Brian Winters: One hundred percent of the increase in value, as well as the underlying value of the mutual fund, would be exempt from equitable distribution. It is called passive income or passive increase in an asset due to ordinary market forces. The exemption would be if the party actively managed the account and, through the parties’ efforts during the marriage, the mutual fund increased from $100,000 to $150,000. However, it wouldn’t be common for that to occur in a mutual fund because they are long-term investments; it would be more common in an aggressive securities account in which someone may trade more frequently or even daily. In such cases, the increase in the value of the asset, if not the underlying asset itself, becomes subject to equitable distribution.
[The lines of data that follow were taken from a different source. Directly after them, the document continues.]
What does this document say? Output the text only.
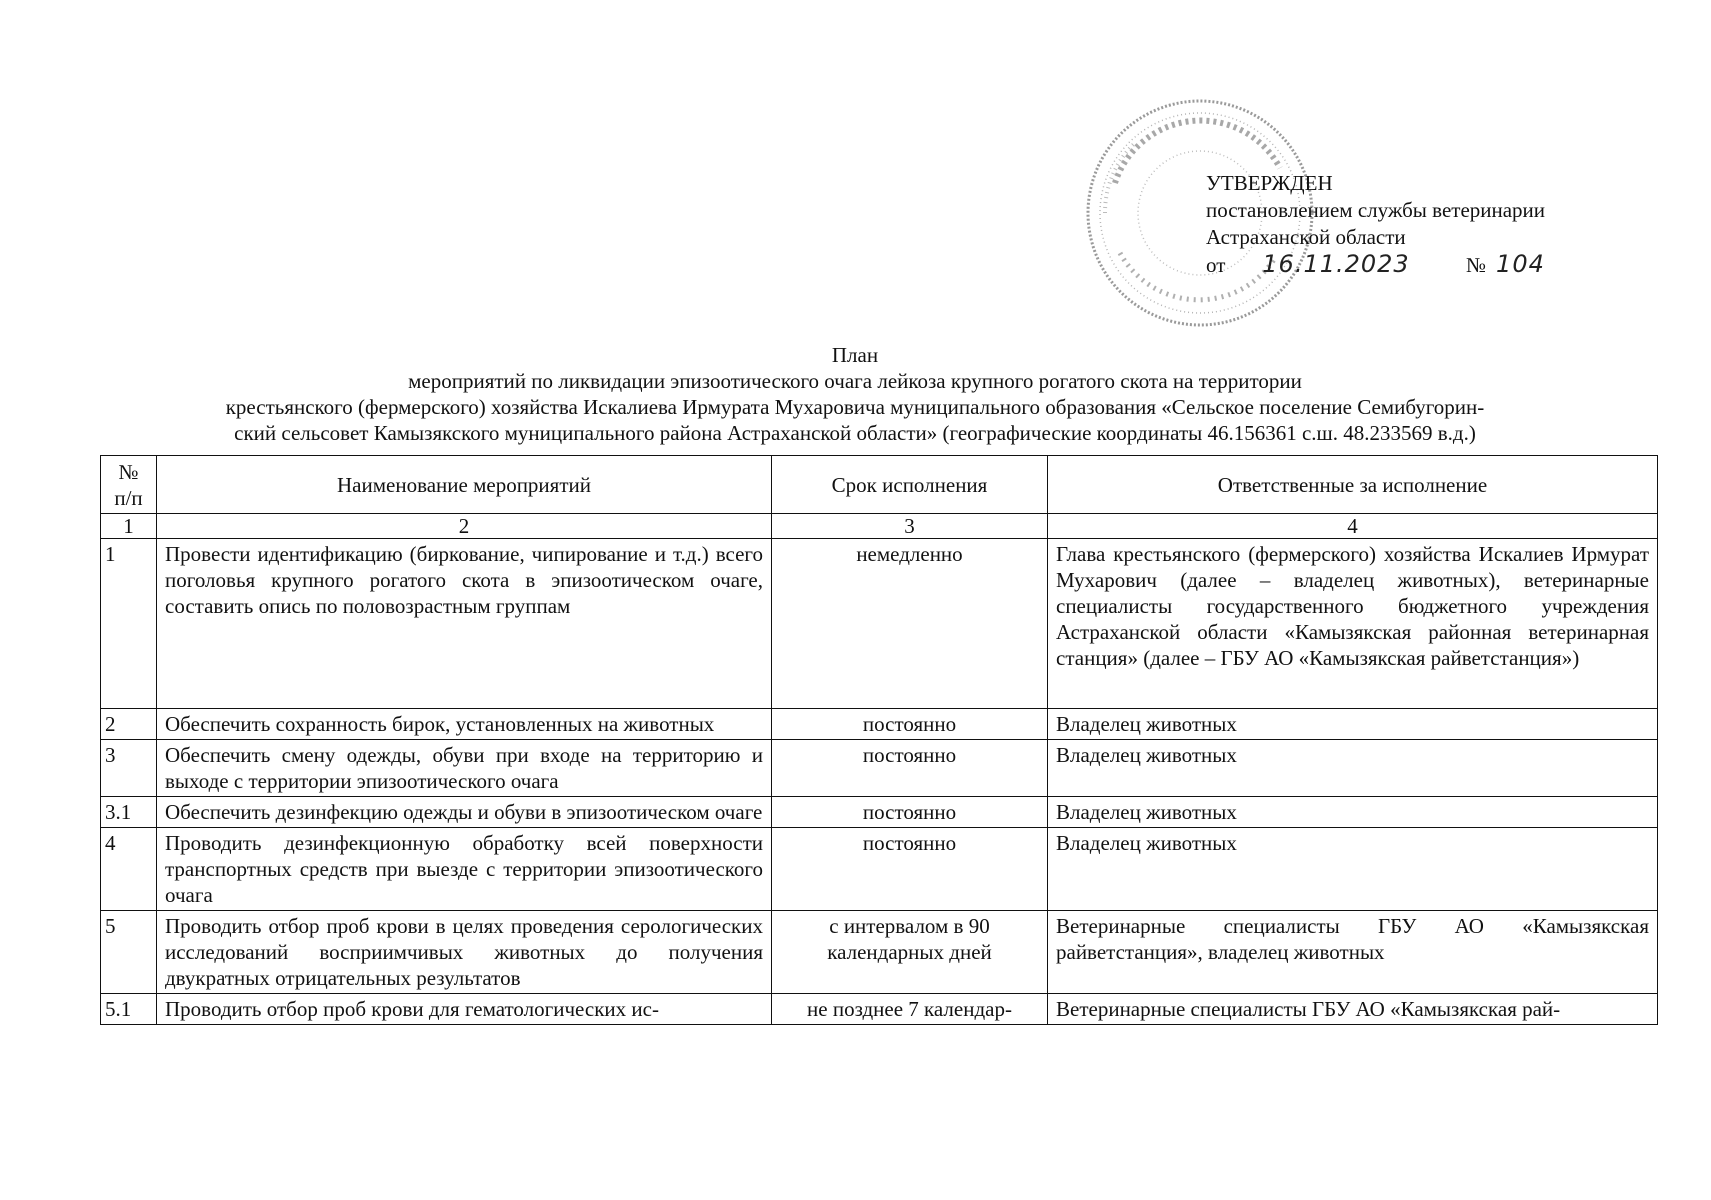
УТВЕРЖДЕН
постановлением службы ветеринарии
Астраханской области
от 16.11.2023	№ 104
План
мероприятий по ликвидации эпизоотического очага лейкоза крупного рогатого скота на территории
крестьянского (фермерского) хозяйства Искалиева Ирмурата Мухаровича муниципального образования «Сельское поселение Семибугорин-
ский сельсовет Камызякского муниципального района Астраханской области» (географические координаты 46.156361 с.ш. 48.233569 в.д.)
№ п/п	Наименование мероприятий	Срок исполнения	Ответственные за исполнение
1	2	3	4
1	Провести идентификацию (биркование, чипирование и т.д.) всего поголовья крупного рогатого скота в эпизоотическом очаге, составить опись по половозрастным группам	немедленно	Глава крестьянского (фермерского) хозяйства Искалиев Ирмурат Мухарович (далее – владелец животных), ветеринарные специалисты государственного бюджетного учреждения Астраханской области «Камызякская районная ветеринарная станция» (далее – ГБУ АО «Камызякская райветстанция»)
2	Обеспечить сохранность бирок, установленных на животных	постоянно	Владелец животных
3	Обеспечить смену одежды, обуви при входе на территорию и выходе с территории эпизоотического очага	постоянно	Владелец животных
3.1	Обеспечить дезинфекцию одежды и обуви в эпизоотическом очаге	постоянно	Владелец животных
4	Проводить дезинфекционную обработку всей поверхности транспортных средств при выезде с территории эпизоотического очага	постоянно	Владелец животных
5	Проводить отбор проб крови в целях проведения серологических исследований восприимчивых животных до получения двукратных отрицательных результатов	с интервалом в 90 календарных дней	Ветеринарные специалисты ГБУ АО «Камызякская райветстанция», владелец животных
5.1	Проводить отбор проб крови для гематологических ис-	не позднее 7 календар-	Ветеринарные специалисты ГБУ АО «Камызякская рай-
Is inheritance separate property if it has been kept separate from the marital assets?
Brian Winters: Yes. In order for any immune asset to remain immune it must be kept separate and not be co-mingled with marital assets. For example, if someone inherits $100,000 and they want to keep it as separate property in the event of divorce, they should be counselled to always keep it separate and not to mix those monies with other money of the marriage.
If someone inherited $100,000 and spent half to renovate the marital property, can that $50,000 come back to the person whose separate property it was, or has it lost its separate characterization?
Brian Winters: A judge will make a decision based upon equity, meaning what is deemed fair. However, if someone takes $50,000 of an otherwise immune asset and uses it for improvements to the house or mixes it with other marital money, it will lose its immune character. Anyone contemplating divorce should know that the money would lose its immunity and would not go back to the person who owned it originally.
Could a degree earned during the marriage, such as a medical license or a license to practice law, ever be considered a marital asset?
Brian Winters: It varies by state. In New Jersey, we do not place any individual value on a law license or a medical license. Rather, a doctor’s medical practice or a lawyer’s legal practice would be valued and subject to equitable distribution. The license itself does not have a value attached to it, but the practice does.
Does fault ever play a role in asset division if someone used marital funds to buy gifts for a romantic partner outside the marriage?
Brian Winters: Generally, fault does not play a role in who gets what by way of equitable distribution. However, equitable does not necessarily mean 50/50. In the event that one spouse took marital monies and used them for a paramour – a boyfriend or a girlfriend – or dissipated them gambling or in some other way that could be considered fault-worthy, then the judge has considerable discretion to order an uneven distribution of marital assets such that the other party is made whole.
What is an example of separate property received as a gift during marriage? You’re not going to trace every single gift ever received, so when is it worth trying to trace and prove something was separate property if it was received as a gift?
Brian Winters: In New Jersey, there’s a statute that explicitly says gifts acquired during the marriage by one spouse or the other are exempt from equitable distribution. However, in actual practice, it must be very clear that the gift was made to one spouse rather than to the marriage or to the couple.
For example, if the wife’s mother gives her $10,000 and writes her a card that says this money is for you and you alone, don’t share it with that husband who I disapprove of, then those monies will most assuredly be separate and immune from equitable distribution. However, if the wife’s mother gives her $10,000 and the card says this money is for you and your husband to take a vacation, then that would be considered a gift to both parties. It’s not about the amount of money; it’s more about the proof that certain monies were gifted to one spouse or to the marriage in general.